Estimates now used by the Environmental Protection Agency (EPA) and independent researchers to determine greenhouse gas (GHG) emissions from upstream shale gas production likely are "significantly overstated" because they are based on assumptions that don't reflect current industry practices, according to IHS Cambridge Energy Research Associates (IHS CERA).
The energy consultant's findings were reported in "Mismeasuring Methane: Estimating Greenhouse Gas Emissions from Upstream Natural Gas Development," which was written by IHS CERA directors Mary Lashley Barcella, Samantha Gross and Surya Rajan.
"Methane emissions have become a very important and controversial issue given their potency as a greenhouse gas," said Barcella, director of North American natural gas. "Unfortunately, such emissions are not being measured. Estimates are being used that are not supported by data, do not reflect current industry practice and would be unreliable to use as a base for decision-making."

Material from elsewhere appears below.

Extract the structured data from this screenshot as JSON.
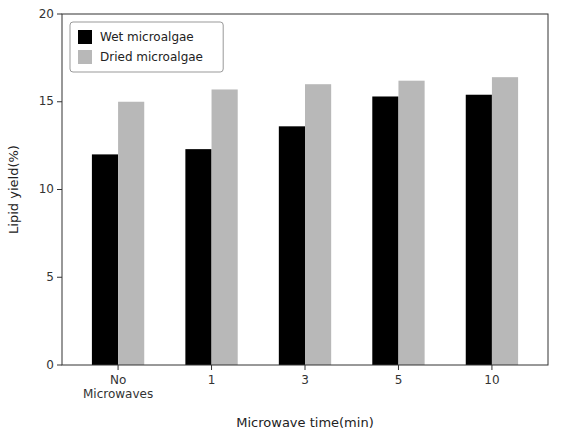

In one example, the authors cited EPA's 2010 revised estimates of methane emissions during well completion, which is the period after the well has been drilled but before it is placed into production. Current EPA methods to estimate methane emitted during this phase were based on a "small sample of wells and primarily measured methane that was captured rather than released into the atmosphere," the IHS CERA team said.
According to the report, EPA's estimates were based on two workshop presentations describing methane captured during "green completions," which are operations designed to capture as much methane as possible. EPA apparently assumed that similar levels of methane were produced at every other well in the United States and that those emissions went completely uncaptured. However, those assumptions don't conform to current industry practices, Barcella and her colleagues noted.
"The assumption that all methane recovered from these sample wells would otherwise have been flared or vented is questionable at best, given that common industry practice is to capture gas for sale as soon as it is technically feasible," said Rajan. "Gas that cannot be sold is generally flared rather than vented for safety reasons. If the methane emissions at wells were as high as some methodologies assume, you would have extremely hazardous conditions at the well site that neither regulators nor industry would permit."
Another " key mischaracterization" in EPA estimates and those in recent reports "is the assumption that wells in flowback contain methane in quantities equal to their post-completion daily production," said the authors. "This assumption results in a significant overestimation of methane emissions." Flowback is the phase of production when fluids injected into the well flow back out ahead of the tapped gas.
IHS CERA's report disputes findings made earlier this year by Cornell University, which claimed that methane emissions of flowback gas when wells were completed were high enough to increase the GHG footprint of shale and tight gas to levels that exceed those of coal (see Shale Daily, April 13). However, a follow-up study by gas industry-supported American Clean Skies Foundation challenged the Cornell claims (see Shale Daily, April 21). Separately energy consultant Wood Mackenzie also found that Cornell researchers had significantly overestimated the fugitive methane emissions from unconventional gas wells (see Shale Daily, May 11).
Basically, said the IHS CERA directors, data on unconventional gas well GHG emissions is currently lacking because the emissions haven't been adequately measured to produce estimates "with any degree of certainty."
New air emissions standards proposed by EPA last month may prove to be a more accurate method of collecting GHG data, according to the authors. In late July EPA proposed new source performance standards under the Clean Air Act that would regulate air emissions during the completion phase of hydraulically fractured gas wells (see Shale Daily, July 29). The proposed standards don't directly regulate emissions of methane or other GHGs but instead focus on sulfur dioxide and volatile organic compound emissions. However, the measures that reduce these pollutants' emissions have the additional benefit of reducing methane emissions as well, they noted.
"The proposed standards have the potential to codify good operating practice in the gas drilling industry. The data collection requirement could also provide much more reliable data on methane emissions from gas well completions, a potential benefit to all who seek to better understand GHG emissions from the industry."